Question

Find the possible values of $\sin x$, if $8\sin x - \cos x = 4$.

Answer 1

Hint: To solve this question, we will use some basic trigonometric identities. By using the identity, ${\sin ^2}x + {\cos ^2}x = 1$, we can simplify the given equation and then we can get the value of sin x.

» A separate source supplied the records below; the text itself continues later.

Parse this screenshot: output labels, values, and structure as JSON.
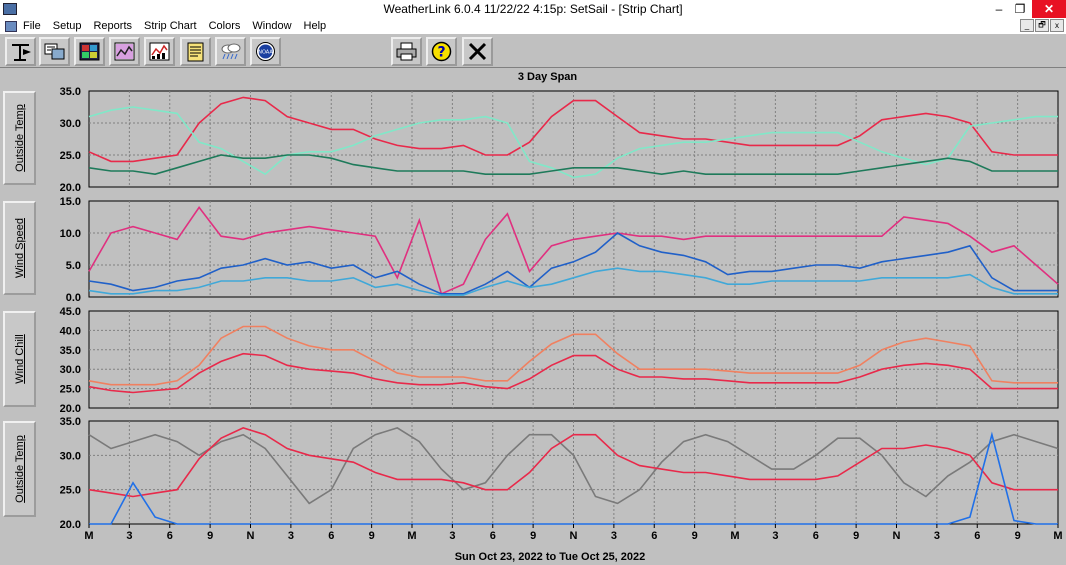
{
  "window": {
    "title": "WeatherLink 6.0.4  11/22/22   4:15p: SetSail - [Strip Chart]",
    "minimize": "–",
    "maximize": "❐",
    "close": "✕"
  },
  "menu": [
    "File",
    "Setup",
    "Reports",
    "Strip Chart",
    "Colors",
    "Window",
    "Help"
  ],
  "mdi_controls": [
    "_",
    "🗗",
    "x"
  ],
  "toolbar": {
    "buttons": [
      {
        "name": "station-icon"
      },
      {
        "name": "download-icon"
      },
      {
        "name": "bulletin-icon"
      },
      {
        "name": "summary-icon"
      },
      {
        "name": "strip-chart-icon"
      },
      {
        "name": "notepad-icon"
      },
      {
        "name": "weather-icon"
      },
      {
        "name": "noaa-icon"
      },
      {
        "name": "print-icon"
      },
      {
        "name": "help-icon"
      },
      {
        "name": "close-icon"
      }
    ],
    "noaa_text": "NOAA"
  },
  "span_title": "3 Day Span",
  "date_range": "Sun Oct 23, 2022  to  Tue Oct 25, 2022",
  "colors": {
    "plot_bg": "#c0c0c0",
    "grid": "#808080"
  },
  "chart_data": [
    {
      "type": "line",
      "label": "Outside Temp",
      "ylim": [
        20,
        35
      ],
      "yticks": [
        "35.0",
        "30.0",
        "25.0",
        "20.0"
      ],
      "series": [
        {
          "color": "#e8294a",
          "values": [
            25.5,
            24,
            24,
            24.5,
            25,
            30,
            33,
            34,
            33.5,
            31,
            30,
            29,
            29,
            27.5,
            26.5,
            26,
            26,
            26.5,
            25,
            25,
            27,
            31,
            33.5,
            33.5,
            31,
            28.5,
            28,
            27.5,
            27.5,
            27,
            26.5,
            26.5,
            26.5,
            26.5,
            26.5,
            28,
            30.5,
            31,
            31.5,
            31,
            30,
            25.5,
            25,
            25,
            25
          ]
        },
        {
          "color": "#80e8c8",
          "values": [
            31,
            32,
            32.5,
            32,
            31.5,
            27,
            26,
            24,
            22,
            25,
            25.5,
            25.5,
            26.5,
            28,
            29,
            30,
            30.5,
            30.5,
            31,
            30,
            24,
            23,
            21.5,
            22,
            24.5,
            26,
            26.5,
            27,
            27,
            27.5,
            28,
            28.5,
            28.5,
            28.5,
            28.5,
            27,
            25.5,
            24.5,
            23.5,
            24.5,
            29.5,
            30,
            30.5,
            31,
            31
          ]
        },
        {
          "color": "#1e7a5a",
          "values": [
            23,
            22.5,
            22.5,
            22,
            23,
            24,
            25,
            24.5,
            24.5,
            25,
            25,
            24.5,
            23.5,
            23,
            22.5,
            22.5,
            22.5,
            22.5,
            22,
            22,
            22,
            22.5,
            23,
            23,
            23,
            22.5,
            22,
            22.5,
            22,
            22,
            22,
            22,
            22,
            22,
            22,
            22.5,
            23,
            23.5,
            24,
            24.5,
            24,
            22.5,
            22.5,
            22.5,
            22.5
          ]
        }
      ]
    },
    {
      "type": "line",
      "label": "Wind Speed",
      "ylim": [
        0,
        15
      ],
      "yticks": [
        "15.0",
        "10.0",
        "5.0",
        "0.0"
      ],
      "series": [
        {
          "color": "#e0307f",
          "values": [
            4,
            10,
            11,
            10,
            9,
            14,
            9.5,
            9,
            10,
            10.5,
            11,
            10.5,
            10,
            9.5,
            3,
            12,
            0.5,
            2,
            9,
            13,
            4,
            8,
            9,
            9.5,
            10,
            9.5,
            9.5,
            9,
            9.5,
            9.5,
            9.5,
            9.5,
            9.5,
            9.5,
            9.5,
            9.5,
            9.5,
            12.5,
            12,
            11.5,
            9.5,
            7,
            8,
            5,
            2
          ]
        },
        {
          "color": "#2060c8",
          "values": [
            2.5,
            2,
            1,
            1.5,
            2.5,
            3,
            4.5,
            5,
            6,
            5,
            5.5,
            4.5,
            5,
            3,
            4,
            2,
            0.5,
            0.5,
            2,
            4,
            1.5,
            4.5,
            5.5,
            7,
            10,
            8,
            7,
            6.5,
            5.5,
            3.5,
            4,
            4,
            4.5,
            5,
            5,
            4.5,
            5.5,
            6,
            6.5,
            7,
            8,
            3,
            1,
            1,
            1
          ]
        },
        {
          "color": "#40a8d8",
          "values": [
            1,
            0.5,
            0.5,
            1,
            1,
            1.5,
            2.5,
            2.5,
            3,
            3,
            2.5,
            2.5,
            3,
            1.5,
            2,
            1,
            0.3,
            0.3,
            1.5,
            2.5,
            1.5,
            2,
            3,
            4,
            4.5,
            4,
            4,
            3.5,
            3,
            2,
            2,
            2.5,
            2.5,
            2.5,
            2.5,
            2.5,
            3,
            3,
            3,
            3,
            3.5,
            1.5,
            0.5,
            0.5,
            0.5
          ]
        }
      ]
    },
    {
      "type": "line",
      "label": "Wind Chill",
      "ylim": [
        20,
        45
      ],
      "yticks": [
        "45.0",
        "40.0",
        "35.0",
        "30.0",
        "25.0",
        "20.0"
      ],
      "series": [
        {
          "color": "#f08060",
          "values": [
            27,
            26,
            26,
            26,
            27,
            31,
            38,
            41,
            41,
            38,
            36,
            35,
            35,
            32,
            29,
            28,
            28,
            28,
            27,
            27,
            32,
            36.5,
            39,
            39,
            34,
            30,
            30,
            30,
            30,
            29.5,
            29,
            29,
            29,
            29,
            29,
            31,
            35,
            37,
            38,
            37,
            36,
            27,
            26.5,
            26.5,
            26.5
          ]
        },
        {
          "color": "#e8294a",
          "values": [
            25.5,
            24.5,
            24,
            24.5,
            25,
            29,
            32,
            34,
            33.5,
            31,
            30,
            29.5,
            29,
            27.5,
            26.5,
            26,
            26,
            26.5,
            25.5,
            25,
            27.5,
            31,
            33.5,
            33.5,
            30,
            28,
            28,
            27.5,
            27.5,
            27,
            26.5,
            26.5,
            26.5,
            26.5,
            26.5,
            28,
            30,
            31,
            31.5,
            31,
            30,
            25,
            25,
            25,
            25
          ]
        }
      ]
    },
    {
      "type": "line",
      "label": "Outside Temp",
      "ylim": [
        20,
        35
      ],
      "yticks": [
        "35.0",
        "30.0",
        "25.0",
        "20.0"
      ],
      "series": [
        {
          "color": "#7a7a7a",
          "values": [
            33,
            31,
            32,
            33,
            32,
            30,
            32,
            33,
            31,
            27,
            23,
            25,
            31,
            33,
            34,
            32,
            28,
            25,
            26,
            30,
            33,
            33,
            30,
            24,
            23,
            25,
            29,
            32,
            33,
            32,
            30,
            28,
            28,
            30,
            32.5,
            32.5,
            30,
            26,
            24,
            27,
            29,
            32,
            33,
            32,
            31
          ]
        },
        {
          "color": "#e8294a",
          "values": [
            25,
            24.5,
            24,
            24.5,
            25,
            29.5,
            32.5,
            34,
            33,
            31,
            30,
            29.5,
            29,
            27.5,
            26.5,
            26.5,
            26.5,
            26,
            25,
            25,
            27.5,
            31,
            33,
            33,
            30,
            28.5,
            28,
            27.5,
            27.5,
            27,
            26.5,
            26.5,
            26.5,
            26.5,
            27,
            29,
            31,
            31,
            31.5,
            31,
            30,
            26,
            25,
            25,
            25
          ]
        },
        {
          "color": "#2070e8",
          "values": [
            20,
            20,
            26,
            21,
            20,
            20,
            20,
            20,
            20,
            20,
            20,
            20,
            20,
            20,
            20,
            20,
            20,
            20,
            20,
            20,
            20,
            20,
            20,
            20,
            20,
            20,
            20,
            20,
            20,
            20,
            20,
            20,
            20,
            20,
            20,
            20,
            20,
            20,
            20,
            20,
            21,
            33,
            20.5,
            20,
            20
          ]
        }
      ]
    }
  ],
  "x_labels": [
    "M",
    "3",
    "6",
    "9",
    "N",
    "3",
    "6",
    "9",
    "M",
    "3",
    "6",
    "9",
    "N",
    "3",
    "6",
    "9",
    "M",
    "3",
    "6",
    "9",
    "N",
    "3",
    "6",
    "9",
    "M"
  ]
}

Complete step-by-step answer:
Given,
$8\sin x - \cos x = 4$ ………………….……….. (i)
We have to find out all the possible values of sin x.
So,
Form equation (i),
$ \Rightarrow 8\sin x - \cos x = 4$
$ \Rightarrow 8\sin x - 4 = \cos x$ ……………. ………. (ii)
 We know that,
${\sin ^2}x + {\cos ^2}x = 1$.
Putting the value of cos x from equation (ii), we will get
$ \Rightarrow {\sin ^2}x + {\left( {8\sin x - 4} \right)^2} = 1$.
Solving this by using the identity, ${\left( {a - b} \right)^2} = {a^2} + {b^2} - 2ab$, we will get
$
   \Rightarrow {\sin ^2}x + 64{\sin ^2}x + 16 - 64\sin x = 1 \\
   \Rightarrow 65{\sin ^2}x - 64\sin x + 15 = 0 \\
$
Solving the above quadratic equation by splitting the middle term, we will get
\[
   \Rightarrow 65{\sin ^2}x - \left( {39 + 25} \right)\sin x + 15 = 0 \\
   \Rightarrow 65{\sin ^2}x - 39\sin x - 25\sin x + 15 = 0 \\
   \Rightarrow 13\sin x\left( {5\sin x - 3} \right) - 5\left( {5\sin x - 3} \right) = 0 \\
   \Rightarrow \left( {13\sin x - 5} \right)\left( {5\sin x - 3} \right) = 0 \\
\]
Therefore,
$
  \left( {5\sin x - 3} \right) = 0 \\
\Rightarrow 5\sin x = 3 \\
$
$\sin x = \dfrac{3}{5}$
And,
\[
\Rightarrow \left( {13\sin x - 5} \right) = 0 \\
\Rightarrow 13\sin x = 5 \\
 \sin x = \dfrac{5}{{13}} \\
\]
Hence, the possible values of $\sin x$ in $8\sin x - \cos x = 4$ are $\sin x = \left( {\dfrac{3}{5},\dfrac{5}{{13}}} \right)$.

Note: Whenever we ask such types of questions, we have to use some basic trigonometric identities. First, we have to write the given equation in a simplified form and then according to that form, we will use the suitable identity which is useful. After that by using the identity, we are now able to make a quadratic equation in terms of trigonometric function. Now, we can solve that quadratic equation easily and by solving it, we will get the required possible answers.